In return for trade goods of inferior value the Indians were expected to bring in furs and more furs. In addition they were to provide guides and interpreters for the traders and explorers. They were expected to help build and maintain the forts, build and repair canoes and make snowshoes and vast number of moccasins. They were expected to bring in not only enough meat to keep themselves and the resident white personnel fed, but also to make pemmican for the brigades’ non-stop voyages hundreds or thousands of miles to the markets in the East. One suspects that the women also were expected to cooperate in the housekeeping and other duties around the forts.
Certain traders could be kind and were noted for being so. Daniel Harmon was such a one. He was a devout Christian, who had compassion for the old and weak, who had sometimes been left to starve, when they could no longer keep up in the pursuit of game. He mentioned one aged woman, – the mother of a chief who had recently died, recording that “it is easy for us to render them more affectual [sic] aid than their friends could possibly afford them.”
Care for the Indians was to be expected since they were an asset to fur trading. Any businessman will protect his assets and so the traders usually did whatever was necessary, or possible, to keep the hunters alive and healthy. The Nor’Westers almost assimilated with the Indians. It became a later policy of the Hudson’s Bay Company, approved by the Governor, to take good physical care of their Indian customers. With some traders like our own Frank Beatton at Hudson’s Hope, such care in epidemics or other calamities went far beyond the call of duty.

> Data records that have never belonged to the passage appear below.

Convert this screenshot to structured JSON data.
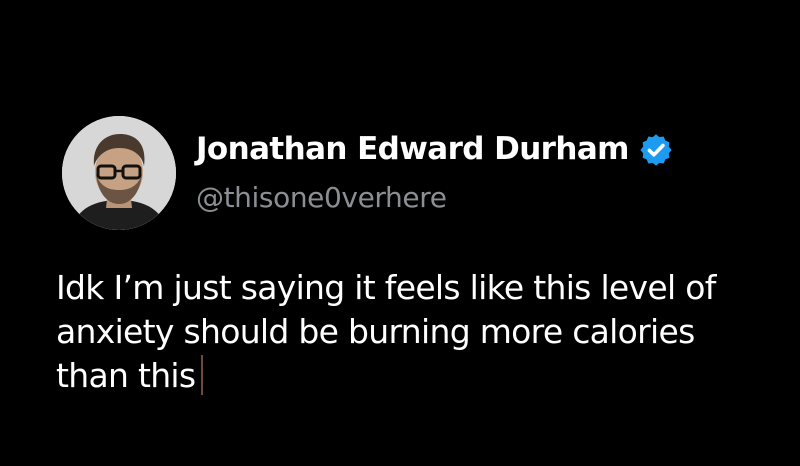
{
  "tweet": {
    "author": {
      "display_name": "Jonathan Edward Durham",
      "handle": "@thisone0verhere",
      "verified": true,
      "avatar_icon": "profile-photo"
    },
    "text_lines": [
      "Idk I’m just saying it feels like this level of",
      "anxiety should be burning more calories",
      "than this"
    ]
  },
  "colors": {
    "background": "#000000",
    "text": "#ffffff",
    "handle": "#8b8f94",
    "verified_badge": "#1d9bf0"
  }
}
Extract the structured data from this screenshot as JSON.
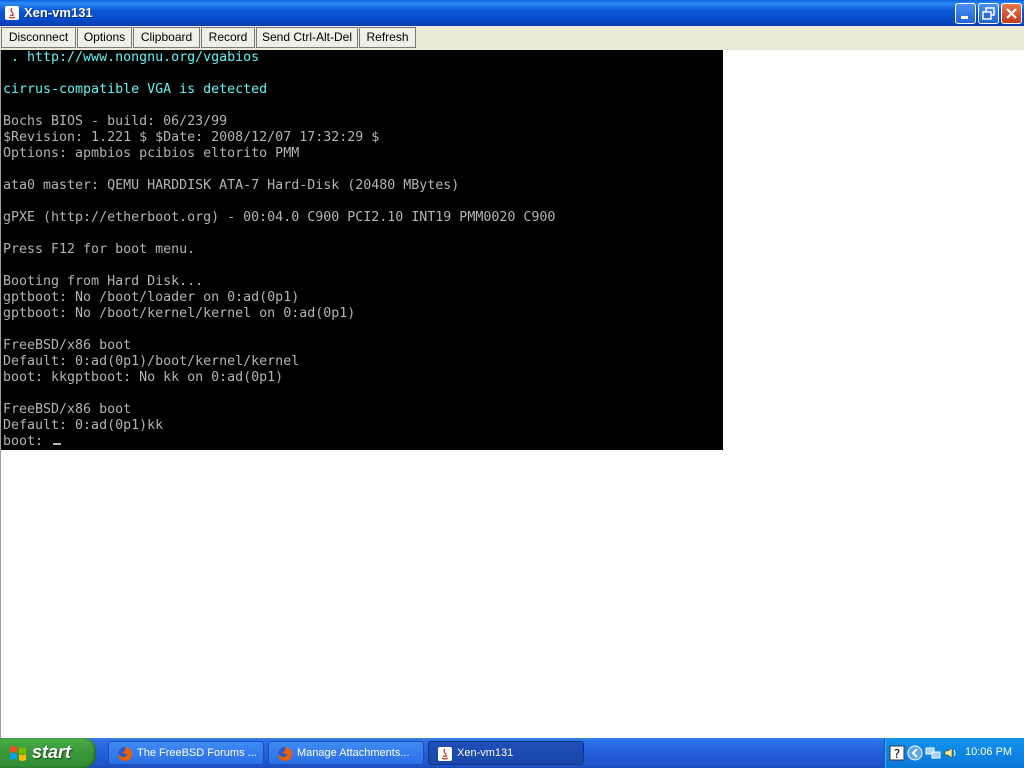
{
  "window": {
    "title": "Xen-vm131"
  },
  "toolbar": {
    "buttons": [
      "Disconnect",
      "Options",
      "Clipboard",
      "Record",
      "Send Ctrl-Alt-Del",
      "Refresh"
    ]
  },
  "console": {
    "lines": [
      " . http://www.nongnu.org/vgabios",
      "",
      "cirrus-compatible VGA is detected",
      "",
      "Bochs BIOS - build: 06/23/99",
      "$Revision: 1.221 $ $Date: 2008/12/07 17:32:29 $",
      "Options: apmbios pcibios eltorito PMM",
      "",
      "ata0 master: QEMU HARDDISK ATA-7 Hard-Disk (20480 MBytes)",
      "",
      "gPXE (http://etherboot.org) - 00:04.0 C900 PCI2.10 INT19 PMM0020 C900",
      "",
      "Press F12 for boot menu.",
      "",
      "Booting from Hard Disk...",
      "gptboot: No /boot/loader on 0:ad(0p1)",
      "gptboot: No /boot/kernel/kernel on 0:ad(0p1)",
      "",
      "FreeBSD/x86 boot",
      "Default: 0:ad(0p1)/boot/kernel/kernel",
      "boot: kkgptboot: No kk on 0:ad(0p1)",
      "",
      "FreeBSD/x86 boot",
      "Default: 0:ad(0p1)kk",
      "boot: "
    ],
    "colors": {
      "text": "#b4b4b4",
      "highlight": "#5ff5f5",
      "background": "#000000"
    }
  },
  "taskbar": {
    "start_label": "start",
    "tasks": [
      {
        "label": "The FreeBSD Forums ...",
        "icon": "firefox-icon"
      },
      {
        "label": "Manage Attachments...",
        "icon": "firefox-icon"
      },
      {
        "label": "Xen-vm131",
        "icon": "java-icon"
      }
    ],
    "clock": "10:06 PM",
    "tray_icons": [
      "help-icon",
      "tray-arrow-icon",
      "network-icon",
      "volume-icon"
    ]
  },
  "colors": {
    "titlebar": "#0a58d8",
    "taskbar": "#245edb",
    "start": "#3c9a3c",
    "tray": "#0b77d8"
  }
}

In later years, the Hudson’s Bay Company sent out orders to their employees to distribute food from their stores free of charge in case of famine. Sometimes the work of the fort or trading post stopped altogether while white clerks and tradesmen spent their whole time cutting wood for and nursing the stricken natives.
Although there was great hostility on the part of the white traders in the early years towards missionaries entering the country, even Governor Simpson relented in his later life. In Fort Edmonton quarters were actually built for Rev. McDougall inside the walls. The advent of missionaries brought education and nursing care as well as churches. Such work is still going on, for churches now serve even the Beaver on the Northern Reserves.
The Cree have long had the ministrations of the Roman Catholic missionaries.
Since the signing of the Treaties, the Department of Indian Affairs has practically run the Indians’ lives. Whether this is a good thing or a bad thing depends on the point of view. Most people believe that the paternalistic policy of the federal government has ruined the Indian and his culture by making them totally dependent. At the same time, proposals to eliminate the Indian Act have met with strong resistance by some groups now protected by it.